28日もこの花で追加しようと思って、下甑島への乗船直前まで粘ってみましたが同じものばかりで、道路上を歩いているマイマイカブリを追加しただけで、特にめぼしい種は見られませんでした。
(マイマイカブリ)
モクタチバナの花も再度確認したところ、大分開花していて、リュウキュウヒメカミキリが多く飛来していて、ヨツスジハナカミキリも見られました。
(上甑島産ヨツスジハナカミキリ、♂、♀)
甑島産の本種については、入江(1981)は、「♂後脛節は弱く膨らみ、九州産と屋久島産の中間」とコメントしています。
それで、九州産(長崎県雲仙産)、対馬産、上甑島産、屋久島産を並べてみます。
入江平吉, 1981. 下甑島のカミキリムシ. 北九州の昆蟲, 28(3): 127-131.

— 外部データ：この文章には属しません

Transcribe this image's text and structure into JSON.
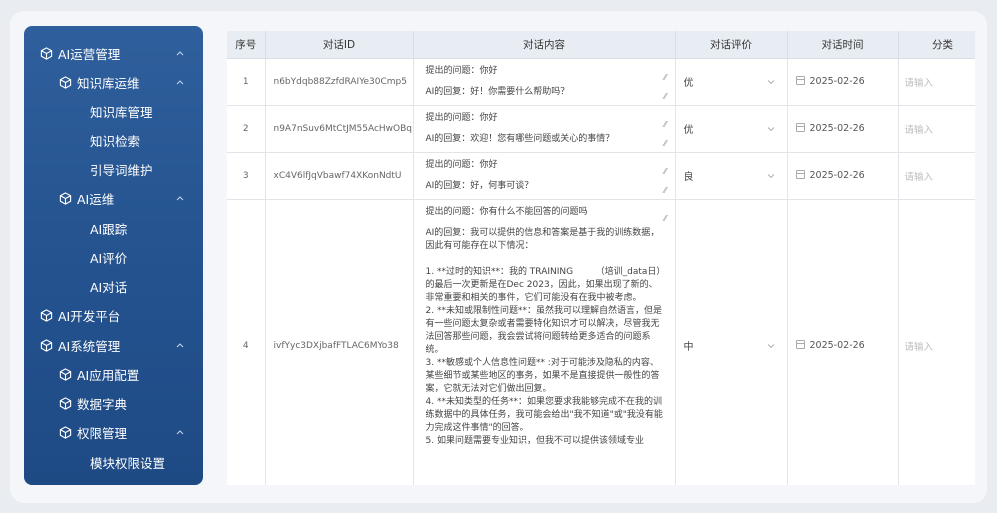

(ヨツスジハナカミキリ♂背面、左から、雲仙産、対馬産、上甑島産、屋久島産)
上翅の斑紋だけ見ると、上甑島産は九州産とは異なり、対馬産と屋久島産の中間的な感じがします。
また、上甑島産の♂後脛節はほぼ直線的で弱く反り、膨らみは少なく、九州産の強く膨らみ、膨らみの部分で背面側に強く反るものとは、明らかに異なるように思えます。
ほとんど膨らまない屋久島産とも明らかに区別でき、この中では対馬産に似ています。
(ヨツスジハナカミキリ♂左後脛節、左から、雲仙産、対馬産、上甑島産、屋久島産)
藤田ほか(2019)では甑島列島産は上・下合わせて、九州本土産と同じ亜種との表示がありますが、その図版を見ると、上甑島産はむしろ五島の福江島・中通島の亜種 ssp. iijimai Fujitaの方がより近い感じがします。
藤田 宏・平山洋人・秋田勝己, 2018. 日本産カミキリムシ大図鑑(1). 月刊むし・昆虫大図鑑シリーズ10, 324pp.
下甑島産については、私は♀しか採集していませんが、有馬さんが採集された下甑島片野浦産を紹介します。
(有馬さん採集の下甑島片野浦産ヨツスジハナカミキリ、左から、♀、♂、♂)
この写真を見ると、下甑島産は特に♂で、上翅の上から2番目の黄紋の、合わせ目側が前方に広がっており、むしろ、九州本土産に似ています。しかし、♂後脛節の膨らみは強くなく、上甑島産と同程度です。
甑島産ヨツスジハナカミキリは検討した数が少なく、五島亜種も所有していないので、今のところ、亜種は?としておきます。